Bob Marley sang gerade „ …I’m willing and able, i throw my cards on your table. See: I wanne love ya, I wanne love and treat ya, love and treat ya right.”
Traurig riss er das Foto ab und zerriss es in lauter kleine Stücke, kurbelte das Fenster herunter und warf sie hinaus. Im Rückspiegel beobachtete er, wie sie der Fahrtwind über die Fahrbahn wirbelte. Der Anhänger mit dem Dingi holperte über eine Bodenwelle.
Er kurbelte das Fenster wieder hoch und stellte das Radio lauter und sang laut mit. „Is this love - is this love - is this love - Is this love that I'm feelin'?
Is this love - is this love - is this love....”
Der Lastwagen bog endlich rechts ab und Jan konnte etwas schneller fahren. Mit ein wenig Wehmut ließ er die Vergangenheit, Freunde und Hamburg hinter sich. Er hatte bald die Stadtgrenze erreicht, die durch ein gelbes Schild gekennzeichnet war.

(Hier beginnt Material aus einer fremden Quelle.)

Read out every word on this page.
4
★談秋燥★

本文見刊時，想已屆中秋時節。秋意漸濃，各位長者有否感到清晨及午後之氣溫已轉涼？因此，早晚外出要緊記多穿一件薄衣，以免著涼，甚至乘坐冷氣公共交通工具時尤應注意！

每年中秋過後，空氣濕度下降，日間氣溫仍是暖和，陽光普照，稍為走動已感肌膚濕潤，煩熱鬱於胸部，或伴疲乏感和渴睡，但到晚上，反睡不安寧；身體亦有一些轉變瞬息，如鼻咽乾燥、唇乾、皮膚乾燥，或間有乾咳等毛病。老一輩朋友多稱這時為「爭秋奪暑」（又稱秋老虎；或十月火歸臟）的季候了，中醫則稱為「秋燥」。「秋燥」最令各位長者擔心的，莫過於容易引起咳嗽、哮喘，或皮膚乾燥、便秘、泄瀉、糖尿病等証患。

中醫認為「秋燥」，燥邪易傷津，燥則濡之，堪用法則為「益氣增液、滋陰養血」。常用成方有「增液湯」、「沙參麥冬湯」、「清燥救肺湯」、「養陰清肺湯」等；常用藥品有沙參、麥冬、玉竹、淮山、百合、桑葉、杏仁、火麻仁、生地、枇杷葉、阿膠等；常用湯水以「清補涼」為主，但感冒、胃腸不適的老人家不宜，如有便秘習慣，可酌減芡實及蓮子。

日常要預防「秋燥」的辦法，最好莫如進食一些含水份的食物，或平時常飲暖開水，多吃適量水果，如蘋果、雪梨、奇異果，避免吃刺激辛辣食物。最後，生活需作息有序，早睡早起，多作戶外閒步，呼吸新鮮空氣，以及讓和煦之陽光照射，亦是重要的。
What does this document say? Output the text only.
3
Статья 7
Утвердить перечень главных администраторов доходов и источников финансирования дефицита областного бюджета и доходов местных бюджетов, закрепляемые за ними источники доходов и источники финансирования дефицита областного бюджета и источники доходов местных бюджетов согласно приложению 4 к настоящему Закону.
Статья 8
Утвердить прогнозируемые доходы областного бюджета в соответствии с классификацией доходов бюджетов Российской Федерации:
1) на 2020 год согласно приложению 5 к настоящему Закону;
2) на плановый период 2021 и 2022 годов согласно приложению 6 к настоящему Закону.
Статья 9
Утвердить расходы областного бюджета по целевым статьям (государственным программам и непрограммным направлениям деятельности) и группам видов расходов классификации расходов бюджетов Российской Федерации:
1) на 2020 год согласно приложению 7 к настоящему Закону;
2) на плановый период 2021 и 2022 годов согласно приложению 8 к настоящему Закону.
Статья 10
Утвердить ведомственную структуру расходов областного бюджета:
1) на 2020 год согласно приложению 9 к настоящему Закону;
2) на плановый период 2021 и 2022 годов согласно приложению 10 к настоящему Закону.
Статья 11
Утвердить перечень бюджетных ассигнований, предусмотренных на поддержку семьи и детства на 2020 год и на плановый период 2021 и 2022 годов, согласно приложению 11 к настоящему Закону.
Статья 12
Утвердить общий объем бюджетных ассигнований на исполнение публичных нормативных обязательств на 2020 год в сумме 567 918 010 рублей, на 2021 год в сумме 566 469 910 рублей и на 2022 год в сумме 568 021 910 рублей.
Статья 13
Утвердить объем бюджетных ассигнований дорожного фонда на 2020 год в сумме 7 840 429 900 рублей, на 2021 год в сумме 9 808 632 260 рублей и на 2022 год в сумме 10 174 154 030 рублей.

Neben ihm auf dem Sitz lag Bruno, ein schwarzer Labrador, der schon seit einigen Jahren zu seinem Haushalt gehörte und den er als Welpen geschenkt bekommen hatte. Bruno lag schon die ganze Zeit dösend, nur hin und wieder öffnete er träge ein Augenlied, als wolle er sich versichern, dass Jan noch da war. Bruno miefte so vor sich hin, wie Hunde, speziell große Hunde es häufig tun und Jan überlegte, welches Futter er ihm gestern Abend gegeben hatte, als sich wieder eine Wolke ausbreitete.
„Mann Bruno, du bist kein Hund, du bist ein Stinktier.“ Jan verzog angewidert das Gesicht und öffnete das Seitenfenster und ließ etwas frische Luft in die Fahrerkabine. Bruno schien das überhaupt nicht zu stören. Zufrieden dösend und schmatzend lag er da und kaute an einem imaginären Knochen.
Die Landschaft, die an ihnen vorüberrauschte, wurde flacher und eintöniger. Große Ackerflächen lagen zu beiden Seiten der Landstraße und die Alleebäume warfen im Sonnenlicht dunkle Schatten über die Fahrbahn.
Unvermittelt hob Bruno den Kopf und brummte. Dabei sah er Jan an und wedelte mit dem Schwanz.
„Ja ja, ich muss auch. Wir suchen uns eine Stelle, wo wir den Lastwagen abstellen können.“
Nach etwa fünf Kilometern kam ein Rastplatz. Jan bremste und fuhr langsam auf den Halteplatz. Es parkte nur ein Fahrzeug vor ihnen, eine Familie mit zwei kleinen Kindern, die gerade ein Picknick veranstalteten. Jan schaltete den Motor aus, stieg aus und lief um den Wagen herum, die Beifahrertür zu öffnen. Auf diesen Augenblick schien Bruno nur gewartet zu haben. Mit einem Satz sprang er aus der Kabine und verschwand mit langen Sätzen zwischen den Bäumen, die den Rastplatz von den Feldern abtrennten.
„Guck mal ein Hund“. Das kleine Mädchen ließ das Brot sinken und sah Bruno nach.
Jan streckte und dehnte sich. An der Seite des Parkplatzes stand eine Reihe von drei Dixi-Klos. Er atmete tief ein, ehe er die Kabine betrat und versuchte den Atem anzuhalten. Ein penetranter, scharfer Uringeruch umwehte ihn.
„Puh, das riecht ja wie im Pumakäfig“, sagte er leise vor sich hin, während es unten im Tank plätschert. Hastig wusch er sich die Hände und verließ die ungastliche Stätte.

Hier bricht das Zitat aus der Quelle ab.